Physicians practicing in three primary care areas no longer have to maintain board certification to earn or renew a medical license in Michigan, or to get paid by health insurers.
Days before the end of 2018, the state Legislature passed and former Gov. Rick Snyder signed into law a two-bill package that removes a requirement for family medicine and internal medicine physicians and pediatricians to maintain board certification, a process that advocates say became increasingly burdensome and costly over the years.
“Doctors are facing a lot in trying to manage their time with more and more requirements being asked of them and taking their time away from their patients,” said Christin Nohner, director of state and federal government relations at the Michigan State Medical Society, a professional group that represents 15,000 doctors.
Along with the Michigan Osteopathic Association, the Medical Society argued that as requirements from medical specialty boards increased over the last several years — as did the cost and time it took to earn recertification — the process has not been proven to contribute to improved quality.
“If there was robust evidence to show value and quality of care, then physicians would be OK with it,” Nohner said. “A lot of doctors will say this is a huge change and a huge step in the right direction.”
Opponents of the bills who back requiring maintenance of board certifications contended that third-party boards help to ensure that physicians keep up their skills and knowledge.
Such requirements are “a critical resource that patients and providers rely on to gauge whether physicians have the knowledge and skills to hold themselves out as medical specialists,” Dr.

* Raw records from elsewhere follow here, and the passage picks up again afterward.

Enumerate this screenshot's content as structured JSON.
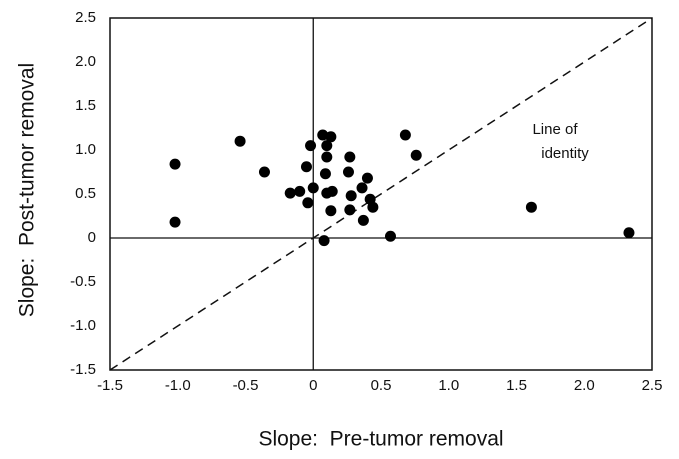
{
  "chart_data": {
    "type": "scatter",
    "xlabel": "Slope:  Pre-tumor removal",
    "ylabel": "Slope:  Post-tumor removal",
    "annotation_lines": [
      "Line of",
      "identity"
    ],
    "color": "#000000",
    "zero_lines": true,
    "identity_line": true,
    "grid": false,
    "x": [
      -1.02,
      -1.02,
      -0.54,
      -0.36,
      -0.17,
      -0.1,
      -0.05,
      -0.02,
      -0.04,
      0,
      0.07,
      0.13,
      0.1,
      0.1,
      0.09,
      0.1,
      0.14,
      0.13,
      0.08,
      0.27,
      0.26,
      0.28,
      0.27,
      0.36,
      0.4,
      0.42,
      0.44,
      0.37,
      0.57,
      0.68,
      0.76,
      1.61,
      2.33
    ],
    "y": [
      0.84,
      0.18,
      1.1,
      0.75,
      0.51,
      0.53,
      0.81,
      1.05,
      0.4,
      0.57,
      1.17,
      1.15,
      1.05,
      0.92,
      0.73,
      0.51,
      0.53,
      0.31,
      -0.03,
      0.92,
      0.75,
      0.48,
      0.32,
      0.57,
      0.68,
      0.44,
      0.35,
      0.2,
      0.02,
      1.17,
      0.94,
      0.35,
      0.06
    ],
    "xlim": [
      -1.5,
      2.5
    ],
    "ylim": [
      -1.5,
      2.5
    ],
    "xticks": [
      -1.5,
      {
        "value": -1,
        "label": "-1.0"
      },
      -0.5,
      0,
      0.5,
      {
        "value": 1,
        "label": "1.0"
      },
      1.5,
      {
        "value": 2,
        "label": "2.0"
      },
      2.5
    ],
    "yticks": [
      2.5,
      {
        "value": 2,
        "label": "2.0"
      },
      1.5,
      {
        "value": 1,
        "label": "1.0"
      },
      0.5,
      0,
      -0.5,
      {
        "value": -1,
        "label": "-1.0"
      },
      -1.5
    ]
  }
}
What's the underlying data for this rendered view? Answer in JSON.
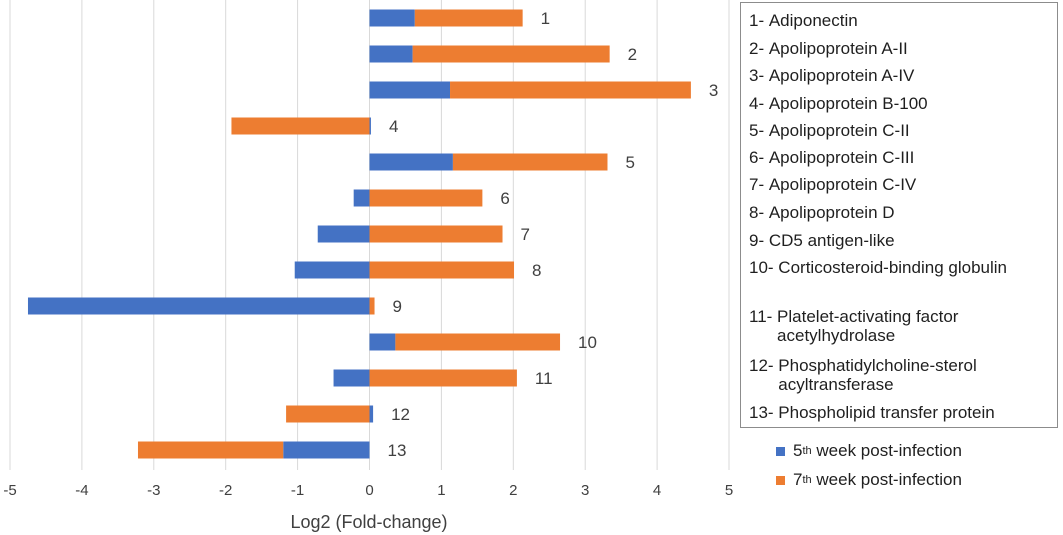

Richard Hawkins, president and CEO of the Chicago-based American Board of Medical Specialties, wrote in December to the Senate Health Policy Committee when it considered the bills.
“As our health care system becomes more complex and consumers assume more responsibility for their care, they must have access to information that helps them identify the safest, most qualified providers,” Hawkins wrote. “Hospitals, health plans, providers and patients all need to trust that board certified medical specialists are up-to-date with the knowledge and skills of their specialty and they exercise best practices when providing care.”
Dr. Meg Edison, a pediatrician at Brookville Pediatric and Internal Medicine in Wyoming who has been a strong advocate for the legislation, and other backers of the bills countered that health insurers have metrics and quality incentives in place to ensure physicians are up-to-date with medical advancements and best practices.
“They have other ways of determining whether we are good doctors,” Edison said.
Physicians also are required to go through 150 hours of continuing education every three years to maintain their medical licenses, she said.
Rep. Edward Canfield, a Republican from Caro and an osteopathic family physician, was the main sponsor of the bills.
One of the bills the state House and Senate passed in the lame-duck session states that the Michigan Board of Medicine and the Michigan Board of Osteopathic Medicine and Surgery cannot require a licensed physician or applicant to maintain or achieve board certification to receive or renew a medical license.
The other bill prohibits insurers and health plans from requiring as the sole condition that family and internal medicine physicians and pediatricians maintain board certification to receive reimbursement payments.
Legislators passed both bills in late December by wide margins, including a unanimous 38-0 vote in the Senate. Snyder signed both on Dec. 28.
The passage came after advocates for the legislation agreed to a compromise that limited the changes to family and internal medicine physicians and pediatricians, which alleviated opposition from health insurers.
“From a policy perspective, it made sense to focus the thrust of the legislation on those specialties,” Nohner said.
Michigan is now one of a dozen states to enact legislation limiting requirements for maintenance of board certification.
Edison wishes the final version of the legislation had gone further and included other specialties such as OB-GYNs, surgeons, and physicians who treat addictions, “but it’s a first step.”
“There are a good number of physicians in the state that will benefit from that,” she said.
Edison and other advocates also cite access to care as another issue in the debate over maintenance of certification.
With the requirements no longer in place for family and internal medicine doctors and pediatricians, more doctors could opt to consider practicing in Michigan, potentially easing a growing physician shortage.
In a 2017 legislative hearing on the bills, Canfield noted the doctor shortage in the state was projected to hit 4,500 physicians by 2020.
“If you think about it, where are you going to set up practice, a state that’s physician-friendly or a state that’s going to make you jump through hoops?” Edison said.